Sgt. Clyde Hayami went to prison for nearly five years for brutally beating three inmates on three separate occasions. In one of those incidents, Hayami, with the help of Won, clubbed an inmate over the head with a blackjack, sending him to intensive care.

Hayami was allowed to resign as a part of his plea deal, promising never to work in law enforcement again.

Officer Keith Flynn was also convicted in the incident involving Hayami and Won. Remaining on the police department, he served six months, dividing his time between a halfway house and his home. He was suspended but not discharged and reassigned to the Traffic Division’s Junior Police Officer program.

The case of the three officers made headlines in 1996, partly because it came on the heels of much-publicized community debate over police disciplinary records. A year earlier, the Hawaii Legislature had sided with the state’s powerful police union and barred police misconduct records from public disclosure.

It was a political battle of the highest order, fought in the courts, in the legislative hearing rooms, on the editorial pages and ultimately decided in the governor’s office. Then-Gov. Ben Cayetano allowed the exemption, which had not been granted for any other class of public employee, to go into law without his signature.

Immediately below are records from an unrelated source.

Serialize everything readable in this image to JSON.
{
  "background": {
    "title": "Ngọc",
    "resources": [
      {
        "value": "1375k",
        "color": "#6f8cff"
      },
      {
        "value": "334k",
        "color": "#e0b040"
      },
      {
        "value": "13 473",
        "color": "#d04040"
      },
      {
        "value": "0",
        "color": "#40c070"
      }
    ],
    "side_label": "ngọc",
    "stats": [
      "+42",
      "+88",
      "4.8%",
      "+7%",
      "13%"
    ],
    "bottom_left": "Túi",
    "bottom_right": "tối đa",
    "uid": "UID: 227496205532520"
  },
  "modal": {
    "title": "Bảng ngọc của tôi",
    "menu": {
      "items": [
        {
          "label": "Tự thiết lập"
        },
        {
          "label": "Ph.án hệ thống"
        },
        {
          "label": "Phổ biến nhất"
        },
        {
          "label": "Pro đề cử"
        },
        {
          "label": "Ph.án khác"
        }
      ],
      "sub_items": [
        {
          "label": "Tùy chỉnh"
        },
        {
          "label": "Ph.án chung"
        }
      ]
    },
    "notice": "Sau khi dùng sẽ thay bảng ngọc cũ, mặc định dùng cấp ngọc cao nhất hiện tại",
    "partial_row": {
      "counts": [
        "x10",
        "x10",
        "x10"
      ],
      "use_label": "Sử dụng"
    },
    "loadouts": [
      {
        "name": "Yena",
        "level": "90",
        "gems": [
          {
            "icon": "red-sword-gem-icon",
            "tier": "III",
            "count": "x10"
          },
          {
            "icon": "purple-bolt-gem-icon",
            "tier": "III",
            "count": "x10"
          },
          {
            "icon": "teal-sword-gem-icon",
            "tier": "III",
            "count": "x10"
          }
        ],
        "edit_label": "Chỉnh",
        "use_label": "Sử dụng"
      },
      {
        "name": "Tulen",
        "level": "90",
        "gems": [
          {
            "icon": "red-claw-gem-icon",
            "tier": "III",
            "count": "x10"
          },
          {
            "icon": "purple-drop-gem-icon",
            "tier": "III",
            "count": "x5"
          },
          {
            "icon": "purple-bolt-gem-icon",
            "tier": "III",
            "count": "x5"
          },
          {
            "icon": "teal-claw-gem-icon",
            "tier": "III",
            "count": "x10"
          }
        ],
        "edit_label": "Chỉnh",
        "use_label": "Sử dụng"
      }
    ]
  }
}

At the sentencing for Hayami and Flynn, U.S. District Court Judge David Ezra gave voice to the reality of what the Legislature and Cayetano had done.

Ezra believed that public knowledge of disciplinary problems was important to prevent abuse of power by police officers, according to an Aug. 6, 1996 report of the sentencing in the Honolulu Advertiser. By HPD keeping their actions secret, he said, it “creates a feeling of invincibility.”

“When a police officer is found guilty of misconduct after a fair hearing, the public has a right to know,” Ezra told a courtroom packed with police supporters. “If that had been in place, this case may never have happened.”

Today, nearly 20 years later, police disciplinary records are still off limits to the public. Officers still get in trouble for abusing suspects, for lying to their supervisors and even for breaking the law. Most of them still keep their jobs, and yet their transgressions are largely hidden from public view.